The Judge rejected this argument.  The purpose of the extension was to cover late-notified claims.  This purpose would be defeated if the Notification Condition applied to late notified claims.  Moreover, the reference to "Claim" in the Notification Condition was a reference to claims made against the insured under that policy year. The Continuity of Cover clause, however, applied to claims made against the insured under the previous policy year.  As a matter of construction, the Notification Condition did not apply to claims which fell within the Continuity of Cover extension.  Renewal of the policy on terms including the Continuity of Cover extension meant that the policy covered claims which should have been notified under an earlier year policy, irrespective of when the insured notifies insurers of the claim in a subsequent year.  The Continuity of Cover extension was intended to provide cover for claims notified late, and on the Judge's construction this is what the extension did.

Comment

  • It is helpful that the Court has clarified that an exclusion of liability for claims "in any way involving" an act, omission or error does not simply mean facts which are part of the historical background to an insurance claim, but requires an element of causation (albeit indirect).  Moreover, it must be right that it would take clear words to exclude cover for an event which merely formed part of the historical context of a claim.  
  • The case provides a timely reminder of the potential consequences for insureds of claims-made policies which are subject to a retroactive date. 

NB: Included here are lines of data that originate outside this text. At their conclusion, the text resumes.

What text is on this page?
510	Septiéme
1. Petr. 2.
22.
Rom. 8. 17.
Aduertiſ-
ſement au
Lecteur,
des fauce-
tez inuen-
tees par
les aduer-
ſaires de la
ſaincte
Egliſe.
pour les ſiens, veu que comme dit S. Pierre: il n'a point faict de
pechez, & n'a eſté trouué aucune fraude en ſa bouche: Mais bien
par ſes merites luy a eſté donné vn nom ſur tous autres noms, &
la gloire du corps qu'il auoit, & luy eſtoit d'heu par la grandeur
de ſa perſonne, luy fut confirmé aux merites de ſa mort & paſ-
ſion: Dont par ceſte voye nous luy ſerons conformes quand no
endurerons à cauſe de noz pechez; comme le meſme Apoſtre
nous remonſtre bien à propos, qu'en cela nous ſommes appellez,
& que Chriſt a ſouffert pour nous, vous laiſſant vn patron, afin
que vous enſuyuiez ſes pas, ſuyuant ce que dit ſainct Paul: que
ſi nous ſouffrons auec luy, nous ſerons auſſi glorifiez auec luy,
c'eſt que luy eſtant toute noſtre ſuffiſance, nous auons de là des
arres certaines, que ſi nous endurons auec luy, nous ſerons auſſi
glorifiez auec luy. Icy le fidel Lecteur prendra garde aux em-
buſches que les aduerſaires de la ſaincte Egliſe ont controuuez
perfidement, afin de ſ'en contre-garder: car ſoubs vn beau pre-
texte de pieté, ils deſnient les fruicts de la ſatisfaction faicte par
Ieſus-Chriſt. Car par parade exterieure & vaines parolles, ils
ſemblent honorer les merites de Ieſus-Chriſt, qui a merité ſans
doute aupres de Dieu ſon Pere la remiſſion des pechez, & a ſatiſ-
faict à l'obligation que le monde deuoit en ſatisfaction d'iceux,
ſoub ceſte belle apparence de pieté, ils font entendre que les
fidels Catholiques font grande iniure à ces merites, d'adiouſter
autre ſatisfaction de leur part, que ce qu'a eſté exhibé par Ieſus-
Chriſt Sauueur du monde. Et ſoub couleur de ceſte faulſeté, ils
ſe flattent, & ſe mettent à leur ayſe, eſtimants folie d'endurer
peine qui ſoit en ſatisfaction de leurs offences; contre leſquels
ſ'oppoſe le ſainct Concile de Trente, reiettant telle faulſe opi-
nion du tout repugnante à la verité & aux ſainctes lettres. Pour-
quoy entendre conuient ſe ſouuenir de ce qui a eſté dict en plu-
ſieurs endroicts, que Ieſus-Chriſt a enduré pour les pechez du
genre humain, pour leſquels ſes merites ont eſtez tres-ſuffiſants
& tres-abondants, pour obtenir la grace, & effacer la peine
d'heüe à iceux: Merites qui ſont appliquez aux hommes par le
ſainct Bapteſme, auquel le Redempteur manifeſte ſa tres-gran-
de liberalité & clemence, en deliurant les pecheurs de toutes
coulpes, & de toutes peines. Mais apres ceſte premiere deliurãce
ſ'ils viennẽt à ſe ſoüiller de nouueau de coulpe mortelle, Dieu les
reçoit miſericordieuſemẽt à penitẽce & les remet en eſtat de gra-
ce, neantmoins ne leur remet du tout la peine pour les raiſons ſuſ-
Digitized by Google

  • Provisions of polices must be interpreted in the light of the context of the policy as a whole, as the Judge's approach to the construction of the Retroactive Date Clause and Continuity of Cover clause demonstrates.
  • In the same vein, parties should when agreeing extensions to insurance policies consider the interaction between the proposed extension and the original policy wording.  If they wish for specific provisions of the original policy wording (for example in relation to notification) to apply to extensions as well, it may be worthwhile for them to include specific wording to that effect.